= Isa al-Razi =

Muslim historian

ʿĪsā ibn Aḥmad al-Rāzī (died 980) was a Muslim historian who wrote a continuation of the chronicle Akhbār mulūk al-Andalus, (Note: "Reports on the Kings of Spain") the first narrative history of Islamic rule in Spain, which was written by his father, Aḥmad ibn Muḥammad ibn Mūsa al-Rāzī.

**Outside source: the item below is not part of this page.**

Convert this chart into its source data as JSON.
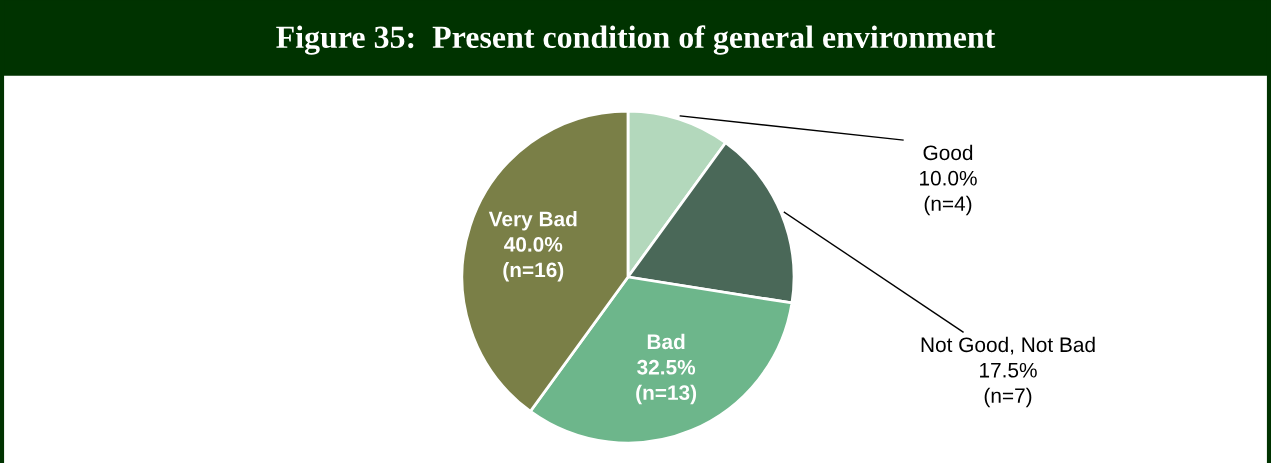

The Arabic version of the Akhbār mulūk al-Andalus along with ʿĪsā's contribution to it is now lost. All that survives of ʿĪsā's part are quotations in other Arabic histories. (Note: His father's original was translated into Portuguese, whence into Spanish. This abbreviated Spanish translation is all that survives, but it contains none of ʿĪsā's work.) It appears that he began with the accession of ʿAbd al-Raḥmān III as emir in 912. (Note: This is the opinion of Collins, based on style. Other scholars, such as García Gómez and Picard, treat only the court history of al-Ḥakam as the work of ʿĪsā and assign that of ʿAbd al-Raḥmān (died 961) to his father (died 955). Picard acknowledges the change in style that is perceptible after 912.) His sections are richer in detail than his father's and reflect the cultural interests of the court of ʿAbd al-Raḥmān and his successor, al-Ḥakam II. The work may have been dedicated to the latter, who died in 976. There is evidence of the use of Christian sources, as in the use of the Spanish era in addition to the Islamic era. ʿĪsā may have had access to the history of the Franks by Bishop Gotmar that ʿAbd al-Raḥmān had commissioned. Ibn Ḥayyān quotes ʿĪsā's history of al-Ḥakam's reign from 971 to 975 in his Muqtabis. Of Aḥmad and ʿĪsā, Ibn Ḥayyān writes, "Together they endowed the Andalusis with a science [historiography] they had not hitherto practised with success."